As I selected this month’s featured PD Market resource, Framing Higher-Order Thinking, I thought about how the end of the school year always seemed like a great time rekindle my students’ love of learning. Keeping my students engaged in meaningful work that motivated and inspired them became a top priority, and often times it was a great opportunity to try out innovative instructional strategies like project-based learning, maker spaces, and 20Time. Overall, the success of these efforts was varied- something was missing. 

It wasn’t until recently that I was able to put my finger on what these activities were lacking: a clear and meaningful frame of reference, and the opportunity for reflection on the part of my students. This month’s featured resource pairs an inspiring TEDx Talk with a thoughtful article about the value of framing and reflecting on engaging activities that encourage creativity, problem-solving and other 21st century skills. It’s not enough to provide students the opportunity to take part in learning where “there’s no right answer and there’s no wrong answer, there’s just thinking,” teachers must also front-load these activity’s purpose and value. How does it fit in with grade-level standards? To a student’s personal skills? What part does collaboration play? How can it help answer essential questions?

Along with this front-loading, the part of reflection should also be considered. Students need a good deal of support and guidance as they learn to effectively reflect on a learning experience. Even adults tend to be lost when asked to reflect without much direction, in particular when this type of thinking is not a habit. High-quality reflection requires the “ability to make connections” and metacognition, skills that need to be explicitly taught to students. Reflection should not be an afterthought- one teacher urges her peers to make the “reflection portion of the lesson as fun as the making portion.”

Providing students the opportunity to revel in the “wonder and discovery” of project-based learning or 20Time has great power. It becomes even more powerful when properly framed, and students self-evaluate their learning through guided reflection.


With every featured resource the innovation coach team likes to provide suggestions as to how individual teachers, PLCs, and whole staffs might use this tool. As an individual, I would encourage you to watch the TEDx Talk and read the article, all the while considering the implications for your classroom practice and how you might put the highlighted strategies into play. I’d also recommend you share this resource with a peer or friend in your building - learning is much more fun when done collaboratively!

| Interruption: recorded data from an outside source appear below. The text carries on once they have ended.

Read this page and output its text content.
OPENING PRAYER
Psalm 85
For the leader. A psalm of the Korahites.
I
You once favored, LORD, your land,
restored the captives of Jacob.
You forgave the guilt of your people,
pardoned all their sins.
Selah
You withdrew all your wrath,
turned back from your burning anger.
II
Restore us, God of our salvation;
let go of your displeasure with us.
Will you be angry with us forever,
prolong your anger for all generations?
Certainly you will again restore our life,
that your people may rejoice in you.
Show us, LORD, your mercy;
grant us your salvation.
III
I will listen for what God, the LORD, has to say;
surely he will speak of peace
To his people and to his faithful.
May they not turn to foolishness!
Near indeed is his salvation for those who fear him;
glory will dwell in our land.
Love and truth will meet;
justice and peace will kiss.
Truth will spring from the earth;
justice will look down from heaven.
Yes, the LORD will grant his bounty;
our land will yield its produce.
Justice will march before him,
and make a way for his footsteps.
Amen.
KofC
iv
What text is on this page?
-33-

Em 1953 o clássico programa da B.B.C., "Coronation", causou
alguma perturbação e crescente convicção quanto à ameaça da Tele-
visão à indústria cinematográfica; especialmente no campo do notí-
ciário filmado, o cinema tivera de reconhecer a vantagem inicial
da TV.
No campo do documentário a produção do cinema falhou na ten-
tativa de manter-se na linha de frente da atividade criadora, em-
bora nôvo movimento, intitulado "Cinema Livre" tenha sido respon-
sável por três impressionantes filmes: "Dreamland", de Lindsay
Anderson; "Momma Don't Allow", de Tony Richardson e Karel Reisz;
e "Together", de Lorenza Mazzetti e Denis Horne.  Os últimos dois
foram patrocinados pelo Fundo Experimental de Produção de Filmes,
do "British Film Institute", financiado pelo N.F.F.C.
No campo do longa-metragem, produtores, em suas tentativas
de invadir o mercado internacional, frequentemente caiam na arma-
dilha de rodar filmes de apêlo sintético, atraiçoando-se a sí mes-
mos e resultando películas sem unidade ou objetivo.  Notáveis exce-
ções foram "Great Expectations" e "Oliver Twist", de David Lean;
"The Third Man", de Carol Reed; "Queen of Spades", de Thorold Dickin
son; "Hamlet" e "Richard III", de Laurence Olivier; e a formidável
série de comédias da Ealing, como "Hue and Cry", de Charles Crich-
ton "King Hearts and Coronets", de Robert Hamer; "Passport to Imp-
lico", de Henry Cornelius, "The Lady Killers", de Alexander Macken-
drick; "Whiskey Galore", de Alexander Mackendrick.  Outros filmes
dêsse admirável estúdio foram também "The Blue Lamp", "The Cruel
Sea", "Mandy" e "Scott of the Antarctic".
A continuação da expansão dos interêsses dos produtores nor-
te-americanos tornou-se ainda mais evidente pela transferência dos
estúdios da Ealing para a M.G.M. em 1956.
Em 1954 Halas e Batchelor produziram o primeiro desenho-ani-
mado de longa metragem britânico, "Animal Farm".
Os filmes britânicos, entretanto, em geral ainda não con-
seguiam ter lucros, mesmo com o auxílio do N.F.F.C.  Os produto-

For larger groups, principals or facilitators might want to ask folks to read and watch the original resources before a meeting. As the collaborators gather together, start the conversation by watching the related resource “The Activity Trap.” This video can act as an activator to get teachers talking about the value and purpose of creative, student-centered activities, and support the discussion of the resource’s included response/reflections questions.